Vejo de onde o menino tirou essas coisas. Um regime democrático, as mais modernas táticas da psicologia infantil e adolescente. Tenho de intervir.

"Para com isso, Duílio."

"Isso é entre eu e o menino agora, D. Stella. Anda, de joelhos, senão vai ficar pequeno pra você!"

Ele forçou o corpo de Andrés até que os joelhos dele dobraram. O menino olhou para mim e me pediu perdão. A voz ainda abafada pelo meu estado auditivo ainda um pouco caótico. Duílio veio e torceu o braço dele. Tenho vontade de bater nesse homem agora. Violência, violência e mais violência.

"Eu não ouvi, você falou muito baixo."

Tensão. Não estou agüentando mais.

"Me perdoa, D. Stella…"

Duílio torceu o braço dele com mais força ainda.

"Mais alto! Mais alto porque você deixou ela surda também, lembra? Mais alto, seu bosta!"

"Me perdoa, D. Stella!!! Pelo amor de Deus me perdoa! Eu fiz isso pela cidade! Eu fiz pela cidade!"

Duílio largou o filho, ofegante. A surra tinha consumido mais energia dele do que do garoto. Andrés tem o rosto lavado de suor e lágrimas. Eu o ajudei a se erguer.

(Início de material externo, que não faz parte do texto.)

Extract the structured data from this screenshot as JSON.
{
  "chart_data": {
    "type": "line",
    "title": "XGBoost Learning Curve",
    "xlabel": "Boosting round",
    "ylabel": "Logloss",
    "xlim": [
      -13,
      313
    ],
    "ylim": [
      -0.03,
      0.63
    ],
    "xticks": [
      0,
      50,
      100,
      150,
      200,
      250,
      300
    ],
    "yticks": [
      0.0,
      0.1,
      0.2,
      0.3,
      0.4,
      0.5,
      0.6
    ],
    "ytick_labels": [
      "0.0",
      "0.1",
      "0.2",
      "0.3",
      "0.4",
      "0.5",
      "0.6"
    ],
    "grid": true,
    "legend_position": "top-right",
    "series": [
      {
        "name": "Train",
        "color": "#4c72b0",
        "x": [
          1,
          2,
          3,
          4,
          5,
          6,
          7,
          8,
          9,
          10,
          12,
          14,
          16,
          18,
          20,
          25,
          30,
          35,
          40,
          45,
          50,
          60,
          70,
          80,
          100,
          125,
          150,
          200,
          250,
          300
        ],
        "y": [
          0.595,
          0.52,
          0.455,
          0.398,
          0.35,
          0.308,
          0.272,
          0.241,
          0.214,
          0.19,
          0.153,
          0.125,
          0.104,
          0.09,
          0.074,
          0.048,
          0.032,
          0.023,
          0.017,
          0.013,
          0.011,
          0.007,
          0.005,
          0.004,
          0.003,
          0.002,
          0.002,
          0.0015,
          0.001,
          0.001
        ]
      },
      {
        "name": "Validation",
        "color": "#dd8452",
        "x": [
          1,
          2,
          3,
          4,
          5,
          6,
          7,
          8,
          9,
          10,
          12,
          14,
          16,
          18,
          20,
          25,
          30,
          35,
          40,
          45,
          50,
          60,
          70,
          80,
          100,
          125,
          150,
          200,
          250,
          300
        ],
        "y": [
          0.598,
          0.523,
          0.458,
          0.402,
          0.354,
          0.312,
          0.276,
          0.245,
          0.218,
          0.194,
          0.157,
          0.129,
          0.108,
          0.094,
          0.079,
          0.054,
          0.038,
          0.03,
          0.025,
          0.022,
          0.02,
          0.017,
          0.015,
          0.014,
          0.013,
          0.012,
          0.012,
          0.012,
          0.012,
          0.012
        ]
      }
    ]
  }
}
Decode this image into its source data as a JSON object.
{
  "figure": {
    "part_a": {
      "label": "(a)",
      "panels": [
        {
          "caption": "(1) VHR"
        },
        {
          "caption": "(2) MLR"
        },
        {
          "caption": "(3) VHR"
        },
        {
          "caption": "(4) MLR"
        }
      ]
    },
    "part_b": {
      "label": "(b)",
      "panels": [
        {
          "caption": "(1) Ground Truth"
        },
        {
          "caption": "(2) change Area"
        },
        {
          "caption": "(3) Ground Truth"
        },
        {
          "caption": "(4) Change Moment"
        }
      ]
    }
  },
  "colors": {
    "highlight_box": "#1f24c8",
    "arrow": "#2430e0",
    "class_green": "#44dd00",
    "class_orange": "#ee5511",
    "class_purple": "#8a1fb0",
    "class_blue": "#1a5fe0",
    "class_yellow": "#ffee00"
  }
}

"E vai se enfiar no teu quarto, que hoje você não sai mais de lá. Não quero mais ver a tua cara na minha frente hoje." O chefe de família se deixou cair no sofá pesadamente, exausto.

Na casa de "sêo" Danilo, o cheiro habitual de café de seus finais de tarde. Que seria de mim sem seu café e seus pães de queijo? "Sêo" Danilo ouviu minha narração do acontecido e pareceu triste. Sabia o que seria de mim se eu deixasse a cidade. Confirmou o número de dias mencionado por Andrés, 49 dias. Disse que coisas estranhas começavam a acontecer lá pelo quadragésimo dia. Como efeitos estranhos ou estranhas capacidades ou habilidades surgindo do nada. Nove dias depois começaria a secar e começado não haveria como parar mais. Seria a morte, pura e simples.

"Acontecia com as pessoas que mudavam. Os médicos diziam que era desidratação. Pelas notícias que vinham e pelo intervalo entre a mudança e as notícias, começamos a entender. Muita gente daqui morreu pra que a gente aprendesse que era isso, "sá" Stella…"

Eu fiquei em silêncio, olhando pela janela aberta a Estrela D'Alva e as montanhas de Taurinos na distância. Como pode uma cidade tão bonita ter tanta maldição engastada nela que por vezes não se consegue ver a beleza, só a maldição como armadura, revestindo tudo com o chumbo da condenação e do irreversível? Começo a me preparar para mudar de vida. Santos é distante demais para mim agora.